这后一句,显然是招呼前面的两名同伴,后面有情况发生。
就在当先的两名锦衣卫就要到达城门处的时候,就听到后面的那两名同伴猛然高声断喝
听到身后的高声断喝之后,正要与守城门的兵丁打招呼两名锦衣卫就马上一带缰绳,踅回马头,然后双腿一夹马腹,就折返而来。

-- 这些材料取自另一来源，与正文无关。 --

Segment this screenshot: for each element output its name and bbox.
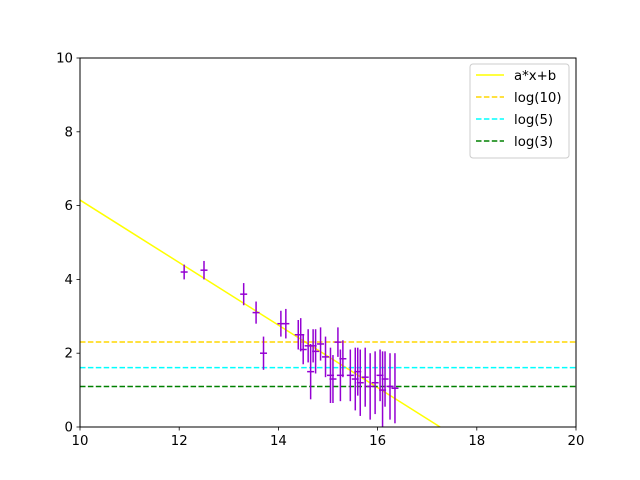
plot-frame bbox=[79, 57, 577, 428]
legend-label: a*x+b bbox=[514, 69, 556, 84]
y-tick-label: 8 bbox=[65, 125, 73, 140]
y-tick-label: 10 bbox=[56, 52, 73, 67]
legend-label: log(3) bbox=[514, 135, 553, 150]
x-tick-label: 10 bbox=[72, 434, 89, 449]
axes-layer: 10 12 14 16 18 20 0 2 4 6 8 10 bbox=[56, 52, 584, 450]
y-tick-label: 2 bbox=[65, 347, 73, 362]
legend-box bbox=[469, 63, 570, 159]
legend-label: log(10) bbox=[514, 91, 562, 106]
y-tick-label: 6 bbox=[65, 199, 73, 214]
y-tick-label: 4 bbox=[65, 273, 73, 288]
x-tick-label: 14 bbox=[270, 434, 287, 449]
x-tick-label: 16 bbox=[369, 434, 386, 449]
x-tick-label: 12 bbox=[171, 434, 188, 449]
x-tick-label: 20 bbox=[568, 434, 585, 449]
legend: a*x+b log(10) log(5) log(3) bbox=[469, 63, 570, 159]
x-tick-label: 18 bbox=[468, 434, 485, 449]
data-layer bbox=[80, 199, 576, 427]
y-tick-label: 0 bbox=[65, 421, 73, 436]
legend-label: log(5) bbox=[514, 113, 553, 128]
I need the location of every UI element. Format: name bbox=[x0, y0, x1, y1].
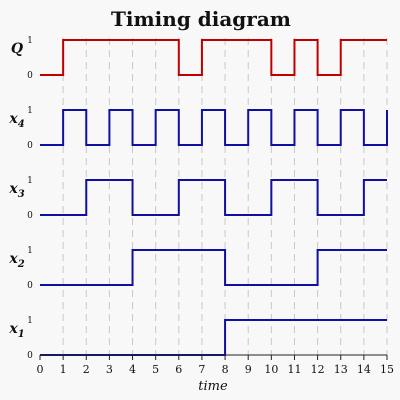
signal-row-Q: Q 0 1 bbox=[11, 36, 387, 81]
waveform-Q bbox=[40, 39, 387, 76]
signal-label-letter: x bbox=[8, 111, 18, 127]
level-label-0: 0 bbox=[27, 71, 33, 81]
level-label-0: 0 bbox=[27, 141, 33, 151]
x-tick-label: 13 bbox=[334, 363, 348, 376]
signal-label-letter: x bbox=[8, 321, 18, 337]
time-axis-ticks: 0 1 2 3 4 5 6 7 8 9 10 11 12 13 14 15 bbox=[37, 355, 394, 376]
x-tick-label: 0 bbox=[37, 363, 44, 376]
signal-label-subscript: 3 bbox=[18, 189, 25, 200]
level-label-1: 1 bbox=[27, 106, 33, 116]
signal-label-subscript: 1 bbox=[18, 329, 25, 340]
x-tick-label: 14 bbox=[357, 363, 371, 376]
waveform-x4 bbox=[40, 109, 388, 146]
signal-row-x2: x2 0 1 bbox=[8, 246, 387, 291]
level-label-1: 1 bbox=[27, 36, 33, 46]
x-tick-label: 7 bbox=[198, 363, 205, 376]
signal-label-x4: x4 bbox=[8, 111, 24, 130]
x-tick-label: 11 bbox=[287, 363, 301, 376]
x-tick-label: 8 bbox=[222, 363, 229, 376]
waveform-x3 bbox=[40, 179, 387, 216]
signal-label-x3: x3 bbox=[8, 181, 24, 200]
signal-label-letter: x bbox=[8, 251, 18, 267]
waveform-x2 bbox=[40, 249, 387, 286]
signal-row-x1: x1 0 1 bbox=[8, 316, 387, 361]
signal-label-Q: Q bbox=[11, 41, 23, 57]
signal-label-subscript: 4 bbox=[18, 119, 25, 130]
x-tick-label: 9 bbox=[245, 363, 252, 376]
signal-label-x1: x1 bbox=[8, 321, 24, 340]
x-tick-label: 1 bbox=[60, 363, 67, 376]
signal-label-subscript: 2 bbox=[17, 259, 25, 270]
chart-title: Timing diagram bbox=[111, 7, 291, 31]
x-tick-label: 10 bbox=[264, 363, 278, 376]
x-tick-label: 3 bbox=[106, 363, 113, 376]
signal-row-x3: x3 0 1 bbox=[8, 176, 387, 221]
level-label-1: 1 bbox=[27, 176, 33, 186]
x-tick-label: 12 bbox=[311, 363, 325, 376]
level-label-1: 1 bbox=[27, 316, 33, 326]
signal-label-letter: Q bbox=[11, 41, 23, 57]
level-label-0: 0 bbox=[27, 281, 33, 291]
level-label-0: 0 bbox=[27, 211, 33, 221]
waveform-x1 bbox=[40, 319, 387, 356]
level-label-0: 0 bbox=[27, 351, 33, 361]
time-axis-label: time bbox=[198, 379, 228, 394]
x-tick-label: 4 bbox=[129, 363, 136, 376]
x-tick-label: 5 bbox=[152, 363, 159, 376]
x-tick-label: 15 bbox=[380, 363, 394, 376]
x-tick-label: 6 bbox=[175, 363, 182, 376]
signal-label-x2: x2 bbox=[8, 251, 24, 270]
level-label-1: 1 bbox=[27, 246, 33, 256]
signal-label-letter: x bbox=[8, 181, 18, 197]
x-tick-label: 2 bbox=[83, 363, 90, 376]
signal-row-x4: x4 0 1 bbox=[8, 106, 388, 151]
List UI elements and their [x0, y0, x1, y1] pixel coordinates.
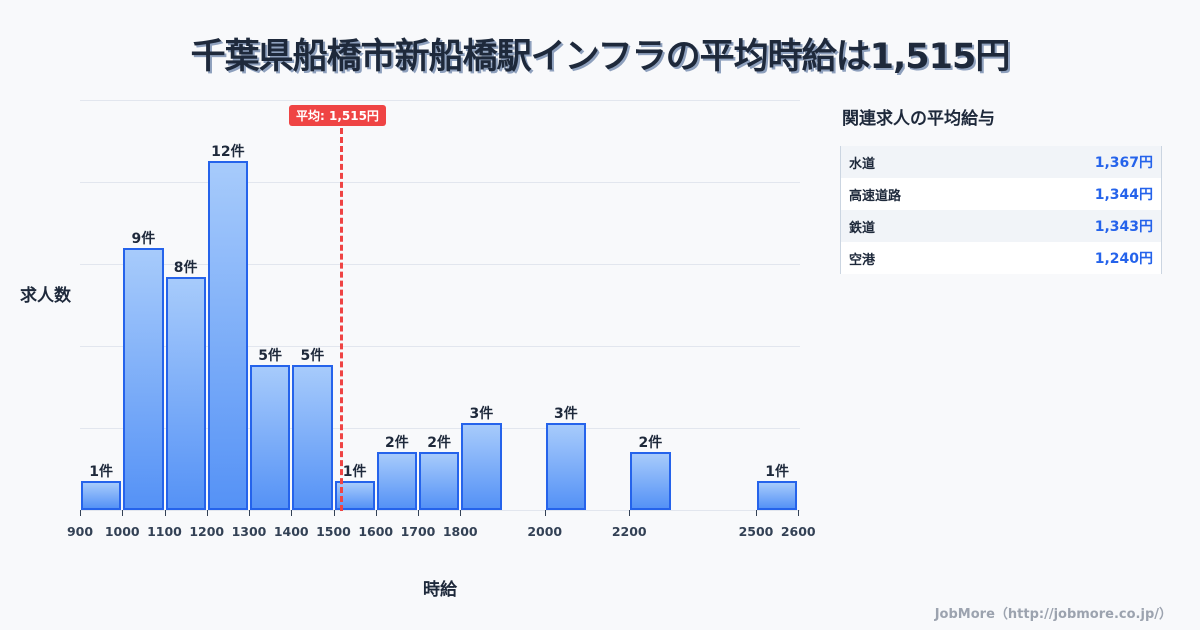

胯下的马儿很是不情愿,“这马上要到家了,怎么的……又要回头再来一趟?”本待不理,可架不住主人催逼的紧,因此也只好抹头往回跑。
没想到的是,等这两名锦衣卫急三火四地跑到那辆骡车的跟前时,事态却已经平息了。
骡车上坐的这位袁大人,就是袁可立大人,而那位半路杀出的大汉,就是东江镇的毛文龙。
――――
毛文龙在馆驿中枯等了几天,皇帝陛下既没有召见,也没有锦衣卫或太监什么的前来说明,是因为什么事情要自己一直等候,或者要自己等到什么时候。
而他却是绝对不敢不辞而别的,那可是大不敬治罪,不仅本人杀头,若是皇上一怒,灭门抄家都是一句话的事儿。
毛文龙也绝非一窍不通之人。他非常明白,皇帝陛下这是在生他的气,若想化解眼前尴尬的局面,必须得让皇帝陛下把气消了才成。
至于皇帝陛下因为什么对他有气,这也是不言自明。可如何让皇帝陛下消气,那可就得好好用点儿脑子了。
拍胸脯、表忠心、痛哭流涕、甚至立军令状什么的,他都想到了,也准备好了一番说辞,可无奈见不到皇帝陛下的面,一切都还是白搭。
于是,毛文龙就拜托相熟之人辗转打听,看有什么办法让皇帝陛下消气,或者让自己尽快能与皇帝陛下见上一面,不管是打一顿、骂一顿,他都毫无怨言,只要留着他这条狗命,能有机会继续为皇帝陛下、为大明王朝效劳,就是他的福分。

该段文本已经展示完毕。